La intervención de la OTAN en Libia ha mostrado, primero, que la adaptabilidad operacional de la alianza es bastante limitada, y además, que esta organización no es tan cohesionada como antes. Sus operaciones parecen no tanto una acción de la OTAN sino la de ciertos países que actúan en sus propios intereses. Francia y Gran Bretaña sacaron provecho de su liderazgo en la campaña, mientras que EEUU ensayó en la misma el protagonismo europeo.
Resumiendo los resultados del año 2011, es difícil decir algo concreto sobre el destino de la democracia. La operación libia empezó oficialmente como imposición de una zona de exclusión aérea sobre el país magrebí “para ayudar a proteger a los civiles”. Pero en realidad fue una operación para reemplazar el régimen. Los bombardeos presentados como apoyo a las fuerzas democráticas, que fueron una de las partes de la guerra civil de la que hasta aquel momento no se sabía nada, representó un hecho escandaloso, independientemente de nuestra actitud hacia el régimen de Gadafi.
Los conceptos de democracia y ayuda humanitaria ya iban perdiendo su original contenido noble y desinteresado, convirtiéndose en una herramienta cínica desde hace 20 años, y esta transformación alcanzó en Libia su apogeo, desacreditando dichos conceptos.
A pesar de ello, la democracia, o más bien la idea de la necesidad de alternancia del poder e inadmisibilidad de su extensión ilimitada, ha echado raíces por todo el mundo. Las intenciones de los líderes de Egipto y de Libia de transferir el poder a sus hijos, provocaron indignación y protesta pública. Algo semejante, aunque en formas distintas, ocurrió en otras partes el mundo. Por ejemplo, en las recientes elecciones en Transnistria la población se negó a votar por el gobernador que llevaba ya muchos años en el poder, ni por el candidato prorruso. El mismo fenómeno se observa en Rusia, donde el ambiente político ha cambiado tras la decisión de Vladimir Putin de volver a postularse para la presidencia.

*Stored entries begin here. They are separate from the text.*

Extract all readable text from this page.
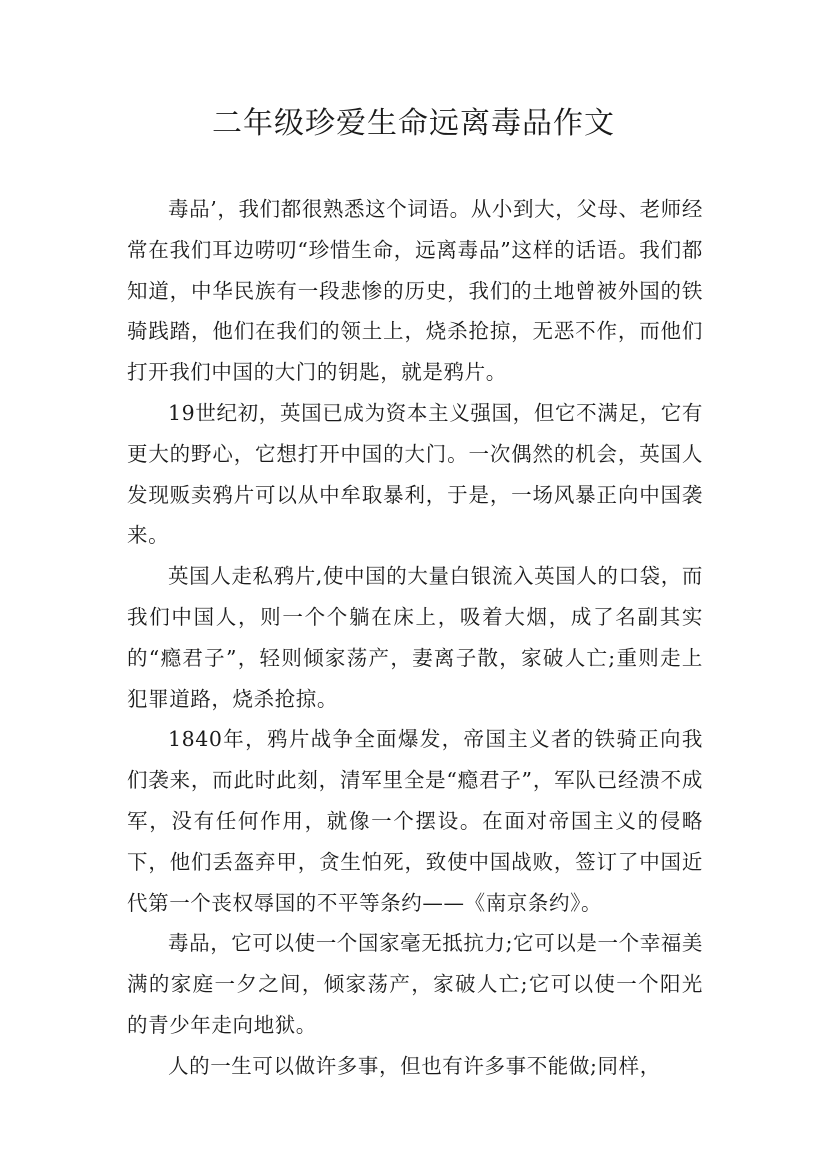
二年级珍爱生命远离毒品作文

毒品’，我们都很熟悉这个词语。从小到大，父母、老师经常在我们耳边唠叨“珍惜生命，远离毒品”这样的话语。我们都知道，中华民族有一段悲惨的历史，我们的土地曾被外国的铁骑践踏，他们在我们的领土上，烧杀抢掠，无恶不作，而他们打开我们中国的大门的钥匙，就是鸦片。

19世纪初，英国已成为资本主义强国，但它不满足，它有更大的野心，它想打开中国的大门。一次偶然的机会，英国人发现贩卖鸦片可以从中牟取暴利，于是，一场风暴正向中国袭来。

英国人走私鸦片,使中国的大量白银流入英国人的口袋，而我们中国人，则一个个躺在床上，吸着大烟，成了名副其实的“瘾君子”，轻则倾家荡产，妻离子散，家破人亡;重则走上犯罪道路，烧杀抢掠。

1840年，鸦片战争全面爆发，帝国主义者的铁骑正向我们袭来，而此时此刻，清军里全是“瘾君子”，军队已经溃不成军，没有任何作用，就像一个摆设。在面对帝国主义的侵略下，他们丢盔弃甲，贪生怕死，致使中国战败，签订了中国近代第一个丧权辱国的不平等条约——《南京条约》。

毒品，它可以使一个国家毫无抵抗力;它可以是一个幸福美满的家庭一夕之间，倾家荡产，家破人亡;它可以使一个阳光的青少年走向地狱。

人的一生可以做许多事，但也有许多事不能做;同样，
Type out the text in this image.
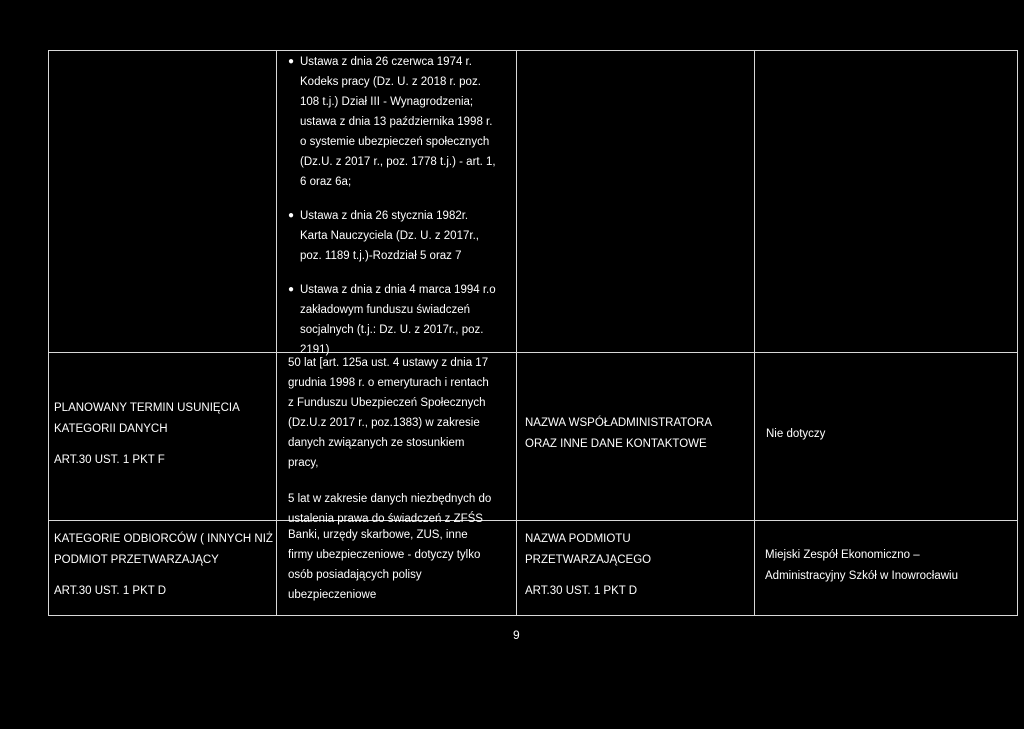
● Ustawa z dnia 26 czerwca 1974 r.
Kodeks pracy (Dz. U. z 2018 r. poz.
108 t.j.) Dział III - Wynagrodzenia;
ustawa z dnia 13 października 1998 r.
o systemie ubezpieczeń społecznych
(Dz.U. z 2017 r., poz. 1778 t.j.) - art. 1,
6 oraz 6a;
● Ustawa z dnia 26 stycznia 1982r.
Karta Nauczyciela (Dz. U. z 2017r.,
poz. 1189 t.j.)-Rozdział 5 oraz 7
● Ustawa z dnia z dnia 4 marca 1994 r.o
zakładowym funduszu świadczeń
socjalnych (t.j.: Dz. U. z 2017r., poz.
2191)
PLANOWANY TERMIN USUNIĘCIA
KATEGORII DANYCH
ART.30 UST. 1 PKT F
50 lat [art. 125a ust. 4 ustawy z dnia 17
grudnia 1998 r. o emeryturach i rentach
z Funduszu Ubezpieczeń Społecznych
(Dz.U.z 2017 r., poz.1383) w zakresie
danych związanych ze stosunkiem
pracy,
5 lat w zakresie danych niezbędnych do
ustalenia prawa do świadczeń z ZFŚS
NAZWA WSPÓŁADMINISTRATORA
ORAZ INNE DANE KONTAKTOWE
Nie dotyczy
KATEGORIE ODBIORCÓW ( INNYCH NIŻ
PODMIOT PRZETWARZAJĄCY
ART.30 UST. 1 PKT D
Banki, urzędy skarbowe, ZUS, inne
firmy ubezpieczeniowe - dotyczy tylko
osób posiadających polisy
ubezpieczeniowe
NAZWA PODMIOTU
PRZETWARZAJĄCEGO
ART.30 UST. 1 PKT D
Miejski Zespół Ekonomiczno –
Administracyjny Szkół w Inowrocławiu
9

Aunque la imposición la democracia surte un efecto contrario, resulta imposible ya contener el deseo de la población de expresar su opinión política. Pero este progreso no se debe tanto a los procesos del año 2011, sino a los operados en los 20 años después de terminada la Guerra Fría y de la desintegración de la URSS.
LA OPINIÓN DEL AUTOR NO COINCIDE NECESARIAMENTE CON LA DE RIA NOVOSTI
* Fiódor Lukiánov, es director de la revista “Rusia en la política global”, una prestigiosa publicación rusa que difunde opiniones de expertos sobre la política exterior de Rusia y el desarrollo global. Es autor de comentarios sobre temas internacionales de actualidad y colabora con varios medios noticiosos de Estados Unidos, Europa y China. Es miembro del Consejo de Política Exterior y Defensa y del Consejo Presidencial de Derechos Humanos y Sociedad Civil de Rusia. Lukiánov se graduó en la Universidad Estatal de Moscú.